El astuto Profesor, con la sabiduría que le viene por viejo, se pregunta si la humanidad está preparada para tanta cosa, para tanta información, para tanto avance. Sorprendido recibe a Lucy, la escucha, la observa con un grupo de colegas y, digamos que, la entiende. La pretensión del hombre de querer ser como Dios se olfatea en esta película de manera excepcional y es muy bien trabajada: Allí está la mujer que ya no es mujer, porque ha superado esas nimiedades de diferenciación, ya es otra cosa, ya está más allá, ya es más. Y allí también están los hombres que la ven y son testigos de lo que ella es, de la nueva era que viene a mostrar, del nuevo hombre que viene a instaurar. Un hombre que lo sabe todo, que lo entiende todo, que lo domina todo, que es dueño y señor de todo.

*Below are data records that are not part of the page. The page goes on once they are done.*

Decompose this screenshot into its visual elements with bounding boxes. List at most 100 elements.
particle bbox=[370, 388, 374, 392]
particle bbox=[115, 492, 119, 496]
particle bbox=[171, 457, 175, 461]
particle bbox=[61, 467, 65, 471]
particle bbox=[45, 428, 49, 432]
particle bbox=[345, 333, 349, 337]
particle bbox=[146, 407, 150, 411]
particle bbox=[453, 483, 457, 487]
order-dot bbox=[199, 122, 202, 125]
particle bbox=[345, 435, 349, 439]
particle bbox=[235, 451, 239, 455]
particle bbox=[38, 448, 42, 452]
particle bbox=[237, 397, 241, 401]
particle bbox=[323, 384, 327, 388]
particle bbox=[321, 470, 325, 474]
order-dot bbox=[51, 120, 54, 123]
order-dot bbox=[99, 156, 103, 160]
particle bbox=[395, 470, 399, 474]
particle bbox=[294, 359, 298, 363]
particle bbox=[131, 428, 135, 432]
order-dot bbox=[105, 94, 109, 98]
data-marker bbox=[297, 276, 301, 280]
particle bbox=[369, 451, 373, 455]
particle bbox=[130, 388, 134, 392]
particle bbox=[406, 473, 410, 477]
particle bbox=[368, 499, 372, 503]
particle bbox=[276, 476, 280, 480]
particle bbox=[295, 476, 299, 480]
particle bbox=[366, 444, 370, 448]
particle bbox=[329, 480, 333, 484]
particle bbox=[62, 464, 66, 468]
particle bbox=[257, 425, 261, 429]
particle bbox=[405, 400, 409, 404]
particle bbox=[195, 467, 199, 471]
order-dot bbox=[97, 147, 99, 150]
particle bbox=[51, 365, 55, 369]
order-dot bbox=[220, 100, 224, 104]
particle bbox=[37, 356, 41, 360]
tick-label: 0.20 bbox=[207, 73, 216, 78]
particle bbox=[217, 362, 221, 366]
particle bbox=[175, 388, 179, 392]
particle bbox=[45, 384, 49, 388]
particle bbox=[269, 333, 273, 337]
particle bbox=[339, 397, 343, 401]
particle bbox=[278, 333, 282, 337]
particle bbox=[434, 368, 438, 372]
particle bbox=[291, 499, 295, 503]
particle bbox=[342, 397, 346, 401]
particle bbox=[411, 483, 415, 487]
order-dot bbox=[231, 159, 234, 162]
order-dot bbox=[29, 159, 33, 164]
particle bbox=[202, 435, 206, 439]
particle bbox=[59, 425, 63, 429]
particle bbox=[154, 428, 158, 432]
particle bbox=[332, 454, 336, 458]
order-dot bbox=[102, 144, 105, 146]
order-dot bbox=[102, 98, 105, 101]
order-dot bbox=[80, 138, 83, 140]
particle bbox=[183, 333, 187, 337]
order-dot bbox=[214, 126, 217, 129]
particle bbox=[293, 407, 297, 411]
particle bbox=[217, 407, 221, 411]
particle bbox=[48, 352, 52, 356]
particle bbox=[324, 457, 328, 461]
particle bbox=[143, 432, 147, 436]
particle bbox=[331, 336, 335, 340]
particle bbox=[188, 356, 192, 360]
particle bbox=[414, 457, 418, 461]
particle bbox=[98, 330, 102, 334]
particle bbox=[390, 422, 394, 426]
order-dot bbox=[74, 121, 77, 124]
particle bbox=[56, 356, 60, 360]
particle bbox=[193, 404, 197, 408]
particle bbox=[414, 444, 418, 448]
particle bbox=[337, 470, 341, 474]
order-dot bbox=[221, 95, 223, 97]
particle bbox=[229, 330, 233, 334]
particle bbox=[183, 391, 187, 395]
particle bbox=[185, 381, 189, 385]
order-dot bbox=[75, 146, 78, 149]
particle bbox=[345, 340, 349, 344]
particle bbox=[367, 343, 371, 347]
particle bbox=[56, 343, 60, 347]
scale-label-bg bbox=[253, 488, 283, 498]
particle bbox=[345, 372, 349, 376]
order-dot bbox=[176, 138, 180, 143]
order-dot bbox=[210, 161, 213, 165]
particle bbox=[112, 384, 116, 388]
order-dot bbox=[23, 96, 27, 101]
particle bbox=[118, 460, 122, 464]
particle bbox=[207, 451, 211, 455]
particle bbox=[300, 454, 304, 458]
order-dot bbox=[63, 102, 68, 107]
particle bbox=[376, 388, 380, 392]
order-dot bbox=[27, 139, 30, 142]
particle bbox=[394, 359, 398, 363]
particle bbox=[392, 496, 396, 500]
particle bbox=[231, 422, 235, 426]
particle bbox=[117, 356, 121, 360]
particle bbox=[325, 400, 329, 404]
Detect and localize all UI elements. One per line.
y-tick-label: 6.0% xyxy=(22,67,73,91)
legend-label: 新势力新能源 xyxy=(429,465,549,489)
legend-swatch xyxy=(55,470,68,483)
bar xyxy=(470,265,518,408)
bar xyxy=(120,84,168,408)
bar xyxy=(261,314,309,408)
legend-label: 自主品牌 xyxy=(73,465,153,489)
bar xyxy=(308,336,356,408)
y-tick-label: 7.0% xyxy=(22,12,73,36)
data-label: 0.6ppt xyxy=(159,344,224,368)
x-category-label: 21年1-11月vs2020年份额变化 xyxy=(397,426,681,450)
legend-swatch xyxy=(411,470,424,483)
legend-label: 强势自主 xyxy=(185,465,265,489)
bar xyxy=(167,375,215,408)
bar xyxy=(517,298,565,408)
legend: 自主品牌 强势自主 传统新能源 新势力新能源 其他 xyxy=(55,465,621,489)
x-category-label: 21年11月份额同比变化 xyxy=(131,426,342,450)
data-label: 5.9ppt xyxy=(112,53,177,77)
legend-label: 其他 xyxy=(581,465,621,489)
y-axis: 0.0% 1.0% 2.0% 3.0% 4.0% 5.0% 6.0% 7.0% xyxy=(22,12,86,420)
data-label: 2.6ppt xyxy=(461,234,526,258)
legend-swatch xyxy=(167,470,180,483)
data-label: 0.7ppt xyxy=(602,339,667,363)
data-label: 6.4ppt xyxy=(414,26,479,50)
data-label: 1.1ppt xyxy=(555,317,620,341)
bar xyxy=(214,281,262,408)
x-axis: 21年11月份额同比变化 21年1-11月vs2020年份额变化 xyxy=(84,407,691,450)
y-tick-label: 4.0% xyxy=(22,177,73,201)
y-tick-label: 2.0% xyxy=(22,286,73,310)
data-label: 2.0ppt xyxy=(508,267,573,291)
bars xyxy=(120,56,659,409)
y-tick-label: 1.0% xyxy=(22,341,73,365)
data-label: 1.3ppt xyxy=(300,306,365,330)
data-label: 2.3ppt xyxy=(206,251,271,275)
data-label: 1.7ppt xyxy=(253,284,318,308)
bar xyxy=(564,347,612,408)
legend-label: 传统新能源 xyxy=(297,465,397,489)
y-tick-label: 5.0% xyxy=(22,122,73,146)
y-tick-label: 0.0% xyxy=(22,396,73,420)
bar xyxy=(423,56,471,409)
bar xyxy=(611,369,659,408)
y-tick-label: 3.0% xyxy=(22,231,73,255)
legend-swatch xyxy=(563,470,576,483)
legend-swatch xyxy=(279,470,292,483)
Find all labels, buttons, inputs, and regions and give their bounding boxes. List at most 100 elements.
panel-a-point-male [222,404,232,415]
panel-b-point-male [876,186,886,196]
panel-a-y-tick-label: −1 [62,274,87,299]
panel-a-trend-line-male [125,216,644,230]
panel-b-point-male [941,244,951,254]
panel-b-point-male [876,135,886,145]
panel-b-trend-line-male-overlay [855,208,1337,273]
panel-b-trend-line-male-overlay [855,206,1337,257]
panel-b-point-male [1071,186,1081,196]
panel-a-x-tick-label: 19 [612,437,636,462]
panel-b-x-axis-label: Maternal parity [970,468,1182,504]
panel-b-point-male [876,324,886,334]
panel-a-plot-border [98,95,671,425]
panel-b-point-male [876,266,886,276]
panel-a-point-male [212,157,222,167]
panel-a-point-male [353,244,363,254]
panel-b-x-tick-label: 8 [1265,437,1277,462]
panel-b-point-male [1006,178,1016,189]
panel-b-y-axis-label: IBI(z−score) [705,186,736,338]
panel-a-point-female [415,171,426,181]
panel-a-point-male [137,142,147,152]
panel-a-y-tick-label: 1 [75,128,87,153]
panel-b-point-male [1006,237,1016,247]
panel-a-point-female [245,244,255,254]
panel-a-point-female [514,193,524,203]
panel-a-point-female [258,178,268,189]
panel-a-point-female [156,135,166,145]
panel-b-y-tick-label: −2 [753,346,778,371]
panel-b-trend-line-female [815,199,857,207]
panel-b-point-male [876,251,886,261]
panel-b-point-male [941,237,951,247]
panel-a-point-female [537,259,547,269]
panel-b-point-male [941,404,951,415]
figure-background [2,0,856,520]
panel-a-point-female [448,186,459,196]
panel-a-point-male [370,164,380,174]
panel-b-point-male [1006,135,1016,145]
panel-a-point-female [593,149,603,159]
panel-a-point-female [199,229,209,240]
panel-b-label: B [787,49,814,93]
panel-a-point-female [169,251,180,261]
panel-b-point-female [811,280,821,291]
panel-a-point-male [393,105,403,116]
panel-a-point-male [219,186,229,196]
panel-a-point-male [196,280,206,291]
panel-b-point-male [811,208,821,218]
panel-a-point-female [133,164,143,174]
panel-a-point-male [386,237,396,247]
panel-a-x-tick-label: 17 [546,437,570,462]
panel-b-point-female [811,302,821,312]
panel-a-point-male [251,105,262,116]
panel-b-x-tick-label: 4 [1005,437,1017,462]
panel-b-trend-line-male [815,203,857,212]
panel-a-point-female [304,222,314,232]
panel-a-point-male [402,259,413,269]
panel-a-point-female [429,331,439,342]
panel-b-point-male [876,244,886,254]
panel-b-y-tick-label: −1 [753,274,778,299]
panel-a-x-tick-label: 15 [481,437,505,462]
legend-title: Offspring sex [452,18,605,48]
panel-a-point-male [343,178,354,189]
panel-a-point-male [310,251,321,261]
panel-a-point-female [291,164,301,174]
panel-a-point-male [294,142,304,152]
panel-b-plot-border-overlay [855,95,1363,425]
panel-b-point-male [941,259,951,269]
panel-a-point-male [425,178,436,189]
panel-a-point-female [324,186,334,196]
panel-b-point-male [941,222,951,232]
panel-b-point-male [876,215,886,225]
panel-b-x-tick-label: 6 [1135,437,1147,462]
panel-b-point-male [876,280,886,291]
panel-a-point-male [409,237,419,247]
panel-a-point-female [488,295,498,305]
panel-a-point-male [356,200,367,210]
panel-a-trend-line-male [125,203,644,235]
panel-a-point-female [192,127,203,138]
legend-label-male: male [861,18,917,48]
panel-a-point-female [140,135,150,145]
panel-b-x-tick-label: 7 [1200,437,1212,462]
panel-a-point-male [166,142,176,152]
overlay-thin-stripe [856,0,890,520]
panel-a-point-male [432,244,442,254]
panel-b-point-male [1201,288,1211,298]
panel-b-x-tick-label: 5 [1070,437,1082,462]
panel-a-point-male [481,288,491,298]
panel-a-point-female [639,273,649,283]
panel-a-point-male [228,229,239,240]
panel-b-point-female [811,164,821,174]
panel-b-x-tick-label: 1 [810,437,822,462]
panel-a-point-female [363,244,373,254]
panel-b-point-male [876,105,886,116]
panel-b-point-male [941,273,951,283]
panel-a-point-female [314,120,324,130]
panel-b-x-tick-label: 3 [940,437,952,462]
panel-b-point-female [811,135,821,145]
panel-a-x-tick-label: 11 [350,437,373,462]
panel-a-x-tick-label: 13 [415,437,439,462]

Hasta aquí perfecto, movilizante, alucinante y, en cierto punto, aterrador. El desgarrador final, plagado de tiros, metalletas, chinos y policías, nos da a contemplar la frutilla del postre de esta obra científica. Lucy, vislumbrando el final de su vida como tal, sintiendo el fin de su tiempo terreno, entrega todo lo que sabe, toda la información que posee, toda la síntesis que ella misma es y se inmola en pos de la humanidad que necesita todo eso para ser más de lo que es. Genial.

Lucy, entonces, como no podía ser de otra forma, se vuelve parte del todo, ¡ojo! se vuelve parte de la red. Como nuestro dichoso y bienhallado internet, está en todos lados, está para todos, es para todos, es de todos. Lucy es nuestra, Lucy es poderosa, Lucy es la primera de la nueva humanidad.